Following our recent posts on the Supreme Court’s decision in Burlington Northern & Santa Fe Railway Co. v. United States, No. 07-1601, -U.S.- (U.S. May 4, 2009) (“BNSF“), this post will discuss the implications of this decision on arranger liability.
Courts have historically held that imposing “arranger” liability is a fact specific inquiry. The seemingly most important fact in the BNSF case is that Shell did not retain ownership of the chemicals once sent to B&B. (See the two prior posts for a discussion of the facts of this case.) The 1989 Aceto case, which imposed liability on a PRP in a similar situation to Shell and is one of the leading cases on arranger liability, is however distinguishable because the parties found to be arrangers in that case had maintained ownership of the chemicals after they were sent to the third party to be processed into smaller packaging. U.S. v. Aceto Agr. Chemicals Corp., 872 F.2d 1373 (8th Cir. 1989). Arguably, because of this distinction, Aceto is still good law.
Additionally, in the 1990 Florida Power & Light case, the Eighth Circuit held that a manufacturer that sells a useful product to an end user, who then disposes of it, is not liable as an arranger. Florida Power & Light Co. v. Allis Chalmers Corp., 893 F.2d 1313 (8th Cir. 1990) Under the facts in that case, the party providing the chemical had not retained ownership. The BNSF Court cites to Florida Power & Light for this proposition in support of its decision.
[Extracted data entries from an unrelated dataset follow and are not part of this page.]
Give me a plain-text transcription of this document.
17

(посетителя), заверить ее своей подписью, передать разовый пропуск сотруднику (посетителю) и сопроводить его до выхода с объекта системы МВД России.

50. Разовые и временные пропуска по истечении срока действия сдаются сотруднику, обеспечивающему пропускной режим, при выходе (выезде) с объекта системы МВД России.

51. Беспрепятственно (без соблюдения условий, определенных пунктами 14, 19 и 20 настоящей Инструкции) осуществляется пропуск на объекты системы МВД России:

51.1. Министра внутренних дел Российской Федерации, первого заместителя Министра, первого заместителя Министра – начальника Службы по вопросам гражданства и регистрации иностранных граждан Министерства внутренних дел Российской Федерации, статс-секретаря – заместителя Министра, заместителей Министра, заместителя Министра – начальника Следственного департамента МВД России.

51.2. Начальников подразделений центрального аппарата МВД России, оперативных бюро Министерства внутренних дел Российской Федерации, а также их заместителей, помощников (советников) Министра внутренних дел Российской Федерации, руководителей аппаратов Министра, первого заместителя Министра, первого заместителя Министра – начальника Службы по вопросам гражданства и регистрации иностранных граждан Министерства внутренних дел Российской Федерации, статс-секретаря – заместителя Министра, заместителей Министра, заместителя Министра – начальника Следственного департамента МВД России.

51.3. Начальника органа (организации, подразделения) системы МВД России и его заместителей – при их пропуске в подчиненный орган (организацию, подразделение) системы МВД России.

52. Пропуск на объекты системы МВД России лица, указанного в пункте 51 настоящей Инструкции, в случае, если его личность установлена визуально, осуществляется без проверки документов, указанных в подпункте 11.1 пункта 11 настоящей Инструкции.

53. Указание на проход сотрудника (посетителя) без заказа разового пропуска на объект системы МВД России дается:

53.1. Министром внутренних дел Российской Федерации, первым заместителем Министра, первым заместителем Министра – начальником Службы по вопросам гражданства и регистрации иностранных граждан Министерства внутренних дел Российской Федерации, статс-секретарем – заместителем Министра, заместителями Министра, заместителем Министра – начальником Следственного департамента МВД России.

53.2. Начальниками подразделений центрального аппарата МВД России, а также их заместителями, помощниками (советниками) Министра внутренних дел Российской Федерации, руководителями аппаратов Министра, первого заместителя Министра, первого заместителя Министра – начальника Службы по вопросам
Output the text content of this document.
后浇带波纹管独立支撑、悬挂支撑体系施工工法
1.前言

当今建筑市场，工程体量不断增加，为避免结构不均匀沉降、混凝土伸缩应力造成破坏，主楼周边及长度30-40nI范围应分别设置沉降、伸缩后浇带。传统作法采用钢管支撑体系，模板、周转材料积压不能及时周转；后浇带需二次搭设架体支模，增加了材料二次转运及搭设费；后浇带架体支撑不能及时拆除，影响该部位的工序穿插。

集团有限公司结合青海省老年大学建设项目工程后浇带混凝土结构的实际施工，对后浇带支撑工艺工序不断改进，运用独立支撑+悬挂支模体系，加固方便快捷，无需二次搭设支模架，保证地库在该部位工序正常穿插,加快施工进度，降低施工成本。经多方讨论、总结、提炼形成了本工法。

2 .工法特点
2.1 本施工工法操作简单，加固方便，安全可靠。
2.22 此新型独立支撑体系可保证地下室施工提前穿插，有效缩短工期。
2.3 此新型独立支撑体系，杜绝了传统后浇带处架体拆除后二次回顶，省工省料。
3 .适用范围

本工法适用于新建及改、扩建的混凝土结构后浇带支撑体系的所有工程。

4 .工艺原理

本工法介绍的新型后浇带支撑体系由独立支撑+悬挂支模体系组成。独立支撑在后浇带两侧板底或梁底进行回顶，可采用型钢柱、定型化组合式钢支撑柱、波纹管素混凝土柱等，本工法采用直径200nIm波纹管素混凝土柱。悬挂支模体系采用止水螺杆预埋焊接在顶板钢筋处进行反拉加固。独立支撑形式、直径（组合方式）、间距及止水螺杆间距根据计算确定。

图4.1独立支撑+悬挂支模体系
Accordingly, the BNSF case does not appear to overturn any of the leading cases on “arranger” liability. The BNSF Court is saying, however, that there is an intent requirement for arranger liability and then goes a step further to say that knowledge of a disposal can impute intent. One commenter suggests, though, that this pronouncement does not necessarily change the standard of liability because in most cases the facts will not be as clear as they were in this case. That is, in BNSF, Shell did not intend to dispose of its product in selling it to B&B, and it affirmatively tried to prevent the disposal. Most fact patterns are not going to be so clear cut.
This commenter also suggested that the BNSF case will actually only change the landscape of litigating these claims. First, most “arranger” PRPs will be more likely to challenge their liability, leading to an increase in litigation, generally. Second, discovery during litigation will necessarily be much more fact intensive, focusing on the PRPs’ level of knowledge of the site’s practices and the goal of the transaction.
Whether the BNSF case actually does change the landscape of Superfund litigation depends on the facts of each case. If the waste was generated on-site, the BNSF decision will not apply. If, however, a case involves more complicated facts concerning generation of and arrangement for disposal of hazardous waste, then the BNSF decision may have a bearing on the intensity of litigating that particular case.